Prediction of the area affected by earthquake-induced landsliding based on seismological parameters
(2017)
We present an analytical, seismologically consistent expression for the surface area of the region within which most landslides triggered by an earthquake are located (landslide distribution area). This expression is based on scaling laws relating seismic moment, source depth, and focal mechanism with ground shaking and fault rupture length and assumes a globally constant threshold of acceleration for onset of systematic mass wasting.

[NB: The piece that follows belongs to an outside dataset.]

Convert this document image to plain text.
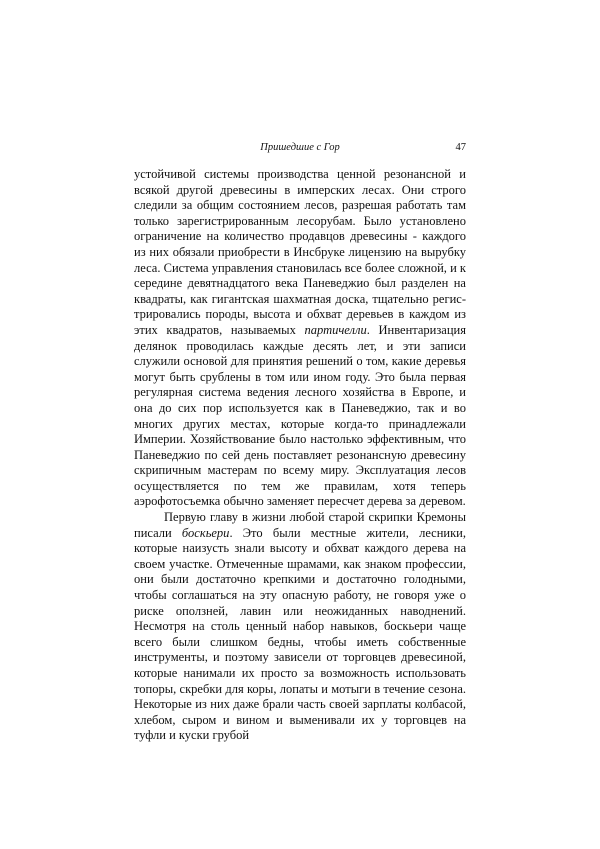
Пришедшие с Гор	47

устойчивой системы производства ценной резонансной и всякой другой древесины в имперских лесах. Они строго следили за общим состоянием лесов, разрешая работать там только зарегистрированным лесорубам. Было установлено ограничение на количество продавцов древесины - каждого из них обязали приобрести в Инсбруке лицензию на вырубку леса. Система управления становилась все более сложной, и к середине девятнадцатого века Паневеджио был разделен на квадраты, как гигантская шахматная доска, тщательно регис-трировались породы, высота и обхват деревьев в каждом из этих квадратов, называемых партичелли. Инвентаризация делянок проводилась каждые десять лет, и эти записи служили основой для принятия решений о том, какие деревья могут быть срублены в том или ином году. Это была первая регулярная система ведения лесного хозяйства в Европе, и она до сих пор используется как в Паневеджио, так и во многих других местах, которые когда-то принадлежали Империи. Хозяйствование было настолько эффективным, что Паневеджио по сей день поставляет резонансную древесину скрипичным мастерам по всему миру. Эксплуатация лесов осуществляется по тем же правилам, хотя теперь аэрофотосъемка обычно заменяет пересчет дерева за деревом.

Первую главу в жизни любой старой скрипки Кремоны писали боскьери. Это были местные жители, лесники, которые наизусть знали высоту и обхват каждого дерева на своем участке. Отмеченные шрамами, как знаком профессии, они были достаточно крепкими и достаточно голодными, чтобы соглашаться на эту опасную работу, не говоря уже о риске оползней, лавин или неожиданных наводнений. Несмотря на столь ценный набор навыков, боскьери чаще всего были слишком бедны, чтобы иметь собственные инструменты, и поэтому зависели от торговцев древесиной, которые нанимали их просто за возможность использовать топоры, скребки для коры, лопаты и мотыги в течение сезона. Некоторые из них даже брали часть своей зарплаты колбасой, хлебом, сыром и вином и выменивали их у торговцев на туфли и куски грубой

The seismological assumptions are identical to those recently used to propose a seismologically consistent expression for the total volume and area of landslides triggered by an earthquake. To test the accuracy of the model we gathered geophysical information and estimates of the landslide distribution area for 83 earthquakes. To reduce uncertainties and inconsistencies in the estimation of the landslide distribution area, we propose an objective definition based on the shortest distance from the seismic wave emission line containing 95% of the total landslide area. Without any empirical calibration the model explains 56% of the variance in our dataset, and predicts 35 to 49 out of 83 cases within a factor of 2, depending on how we account for uncertainties on the seismic source depth. For most cases with comprehensive landslide inventories we show that our prediction compares well with the smallest region around the fault containing 95% of the total landslide area. Aspects ignored by the model that could explain the residuals include local variations of the threshold of acceleration and processes modulating the surface ground shaking, such as the distribution of seismic energy release on the fault plane, the dynamic stress drop, and rupture directivity. Nevertheless, its simplicity and first-order accuracy suggest that the model can yield plausible and useful estimates of the landslide distribution area in near-real time, with earthquake parameters issued by standard detection routines.